Vickers microhardness tester was selected for this study as it permits to evaluate surface changes of deeper dental hard tissues. Other hardness tester such as Knoop are only restricted to evaluate the microhardness of only the superficial dentin at 0.1 mm and not advocated for deep dentin (Fuentes et al. 2003).

The decrease in dentin microhardness facilitate root canal instrumentation but it may lead to weakening of the root structure that may end up into fracture of the endodontically treated tooth (Baghdadi and Hassanein 2004).

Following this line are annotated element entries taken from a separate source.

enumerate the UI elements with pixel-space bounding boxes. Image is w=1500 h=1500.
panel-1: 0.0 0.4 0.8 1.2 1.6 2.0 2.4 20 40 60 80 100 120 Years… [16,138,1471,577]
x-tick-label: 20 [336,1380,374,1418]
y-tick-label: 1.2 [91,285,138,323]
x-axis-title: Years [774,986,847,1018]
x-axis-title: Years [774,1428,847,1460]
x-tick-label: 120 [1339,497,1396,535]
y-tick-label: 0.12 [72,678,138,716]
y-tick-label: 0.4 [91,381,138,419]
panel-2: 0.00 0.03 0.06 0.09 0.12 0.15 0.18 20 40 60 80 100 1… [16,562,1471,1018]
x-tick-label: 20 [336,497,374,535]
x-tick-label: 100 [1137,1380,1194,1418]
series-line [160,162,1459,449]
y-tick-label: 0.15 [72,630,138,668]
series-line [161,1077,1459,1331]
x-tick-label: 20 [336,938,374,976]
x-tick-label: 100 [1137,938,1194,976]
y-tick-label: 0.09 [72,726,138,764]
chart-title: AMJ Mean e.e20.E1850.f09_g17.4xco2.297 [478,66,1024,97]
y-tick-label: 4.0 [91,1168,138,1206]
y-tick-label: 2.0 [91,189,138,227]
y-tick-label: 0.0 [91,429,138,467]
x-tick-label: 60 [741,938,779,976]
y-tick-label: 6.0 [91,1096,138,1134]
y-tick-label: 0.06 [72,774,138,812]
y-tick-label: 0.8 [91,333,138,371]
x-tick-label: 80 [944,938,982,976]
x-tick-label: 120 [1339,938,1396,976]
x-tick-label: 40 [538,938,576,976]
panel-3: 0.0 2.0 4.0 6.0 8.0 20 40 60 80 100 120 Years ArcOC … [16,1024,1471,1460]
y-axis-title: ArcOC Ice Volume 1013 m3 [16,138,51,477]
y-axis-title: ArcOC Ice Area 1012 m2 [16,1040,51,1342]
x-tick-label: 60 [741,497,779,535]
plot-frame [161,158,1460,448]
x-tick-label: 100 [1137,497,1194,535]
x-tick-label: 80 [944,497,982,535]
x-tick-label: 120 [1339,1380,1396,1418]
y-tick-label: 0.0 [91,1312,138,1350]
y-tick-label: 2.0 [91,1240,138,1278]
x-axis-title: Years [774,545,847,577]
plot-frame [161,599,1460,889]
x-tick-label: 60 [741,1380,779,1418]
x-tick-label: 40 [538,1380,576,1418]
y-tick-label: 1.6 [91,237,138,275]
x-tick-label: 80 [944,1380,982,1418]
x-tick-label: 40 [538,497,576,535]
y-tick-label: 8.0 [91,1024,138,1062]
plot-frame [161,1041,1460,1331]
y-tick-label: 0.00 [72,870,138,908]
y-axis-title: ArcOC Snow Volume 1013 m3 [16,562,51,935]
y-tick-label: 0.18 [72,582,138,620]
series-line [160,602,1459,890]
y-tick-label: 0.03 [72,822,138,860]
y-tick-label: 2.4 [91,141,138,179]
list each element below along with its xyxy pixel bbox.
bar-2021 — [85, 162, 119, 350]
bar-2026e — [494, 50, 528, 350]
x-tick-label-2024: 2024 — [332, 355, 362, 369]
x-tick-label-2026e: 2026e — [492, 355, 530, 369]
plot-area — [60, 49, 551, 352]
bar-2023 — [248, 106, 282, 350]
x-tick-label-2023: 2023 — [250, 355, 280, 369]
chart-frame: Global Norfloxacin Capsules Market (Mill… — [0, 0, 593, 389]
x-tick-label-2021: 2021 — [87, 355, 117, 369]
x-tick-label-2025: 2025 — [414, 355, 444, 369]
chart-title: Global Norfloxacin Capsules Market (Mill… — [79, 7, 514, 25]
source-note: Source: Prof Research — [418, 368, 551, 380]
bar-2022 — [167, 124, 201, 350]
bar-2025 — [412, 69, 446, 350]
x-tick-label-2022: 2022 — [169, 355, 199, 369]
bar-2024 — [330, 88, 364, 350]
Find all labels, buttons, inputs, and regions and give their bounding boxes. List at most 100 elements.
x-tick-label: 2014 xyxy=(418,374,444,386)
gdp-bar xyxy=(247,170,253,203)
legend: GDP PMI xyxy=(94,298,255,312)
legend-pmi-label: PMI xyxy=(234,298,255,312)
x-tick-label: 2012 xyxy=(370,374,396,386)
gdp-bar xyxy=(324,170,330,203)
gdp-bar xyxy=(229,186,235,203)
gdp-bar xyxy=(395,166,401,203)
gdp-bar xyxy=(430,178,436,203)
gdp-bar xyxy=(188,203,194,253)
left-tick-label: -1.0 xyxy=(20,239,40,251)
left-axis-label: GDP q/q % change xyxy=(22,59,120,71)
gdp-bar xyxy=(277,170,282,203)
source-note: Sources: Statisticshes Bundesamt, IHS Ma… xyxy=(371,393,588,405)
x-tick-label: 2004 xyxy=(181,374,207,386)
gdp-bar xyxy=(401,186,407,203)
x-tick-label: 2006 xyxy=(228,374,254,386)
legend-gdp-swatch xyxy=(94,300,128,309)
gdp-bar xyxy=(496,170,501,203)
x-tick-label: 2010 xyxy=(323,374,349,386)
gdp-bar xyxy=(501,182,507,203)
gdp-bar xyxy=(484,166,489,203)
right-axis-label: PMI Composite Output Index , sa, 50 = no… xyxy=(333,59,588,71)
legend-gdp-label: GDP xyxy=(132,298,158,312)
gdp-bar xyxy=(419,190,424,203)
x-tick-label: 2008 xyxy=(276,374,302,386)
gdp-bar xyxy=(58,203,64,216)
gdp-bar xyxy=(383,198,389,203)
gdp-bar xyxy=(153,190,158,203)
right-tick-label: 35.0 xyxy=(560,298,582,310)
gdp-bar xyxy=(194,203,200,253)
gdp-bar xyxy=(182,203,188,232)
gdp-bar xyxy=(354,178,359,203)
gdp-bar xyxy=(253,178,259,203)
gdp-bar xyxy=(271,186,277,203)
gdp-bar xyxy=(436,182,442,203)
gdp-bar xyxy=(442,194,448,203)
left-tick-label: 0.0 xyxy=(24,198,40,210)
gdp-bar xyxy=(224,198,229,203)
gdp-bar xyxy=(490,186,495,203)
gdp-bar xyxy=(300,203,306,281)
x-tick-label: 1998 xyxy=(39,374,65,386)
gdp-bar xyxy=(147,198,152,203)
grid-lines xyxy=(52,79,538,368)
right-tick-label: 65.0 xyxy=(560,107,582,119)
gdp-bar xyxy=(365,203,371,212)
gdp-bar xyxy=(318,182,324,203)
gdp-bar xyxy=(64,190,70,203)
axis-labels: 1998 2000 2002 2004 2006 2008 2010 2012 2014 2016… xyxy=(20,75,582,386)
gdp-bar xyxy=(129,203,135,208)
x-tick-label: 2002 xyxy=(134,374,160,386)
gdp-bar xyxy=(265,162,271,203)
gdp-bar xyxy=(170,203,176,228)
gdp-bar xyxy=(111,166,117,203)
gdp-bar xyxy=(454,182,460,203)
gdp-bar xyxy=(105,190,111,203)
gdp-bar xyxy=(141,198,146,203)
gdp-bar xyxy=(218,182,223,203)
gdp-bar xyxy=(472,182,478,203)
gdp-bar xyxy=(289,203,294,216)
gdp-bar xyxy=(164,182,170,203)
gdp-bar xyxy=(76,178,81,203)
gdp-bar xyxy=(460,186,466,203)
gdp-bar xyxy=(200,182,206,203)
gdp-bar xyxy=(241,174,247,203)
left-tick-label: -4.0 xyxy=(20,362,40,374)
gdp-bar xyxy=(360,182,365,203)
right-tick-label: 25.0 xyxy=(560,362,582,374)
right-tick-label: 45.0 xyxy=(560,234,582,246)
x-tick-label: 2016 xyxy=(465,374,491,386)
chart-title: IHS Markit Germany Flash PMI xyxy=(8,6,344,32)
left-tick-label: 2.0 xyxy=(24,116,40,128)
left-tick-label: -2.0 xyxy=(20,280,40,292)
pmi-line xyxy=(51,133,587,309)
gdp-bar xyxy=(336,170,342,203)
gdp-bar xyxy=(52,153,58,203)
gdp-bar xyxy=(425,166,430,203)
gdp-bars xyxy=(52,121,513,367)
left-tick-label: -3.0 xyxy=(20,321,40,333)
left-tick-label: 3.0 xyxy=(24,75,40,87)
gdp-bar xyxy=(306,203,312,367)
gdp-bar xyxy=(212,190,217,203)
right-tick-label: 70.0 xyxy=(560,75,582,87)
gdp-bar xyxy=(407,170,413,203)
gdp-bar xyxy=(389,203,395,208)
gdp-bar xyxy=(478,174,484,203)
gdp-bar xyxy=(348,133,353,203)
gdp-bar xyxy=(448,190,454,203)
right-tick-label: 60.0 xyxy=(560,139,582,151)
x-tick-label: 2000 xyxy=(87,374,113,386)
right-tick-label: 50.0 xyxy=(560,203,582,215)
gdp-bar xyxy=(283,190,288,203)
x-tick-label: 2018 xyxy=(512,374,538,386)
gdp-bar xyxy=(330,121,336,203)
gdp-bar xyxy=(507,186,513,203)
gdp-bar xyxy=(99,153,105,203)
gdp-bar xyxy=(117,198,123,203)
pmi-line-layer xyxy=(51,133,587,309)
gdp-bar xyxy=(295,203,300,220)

The results of our study showed that in total, there was no statistically significant difference in microhardness values between Moringa oleifera leaf, Moringa oleifera roots and Ca(OH)2. This could be explained by the finding that Moringa oleifera has a remineralizing effect, as confirmed by Nagib et al. (2016) They also stated that different formulations of Moringa oleifera were capable of increasing the dentin microhardness in the three thirds of the canal.

These results are very encouraging to pursue further researches on the properties of this natural product and its effect when used in root canal treatment. The aim of studies in this field is to create new treatments based on natural substances that would lead to a better prognosis.

Conclusions

Moringa oleifera could be removed easily from root canals and had a comparable effect on dentinal root microhardness as the commonly used calcium hydroxide.

Recommendations

  1. 1.

    Further studies on Moringa oleifera as intracanal medicament are required to evaluate long term effect of Moringa oleifera on dentin microhardness.

  2. 2.

    More studies are needed on Moringa oleifera’s other properties such as its physical stability and its effect on postoperative pain.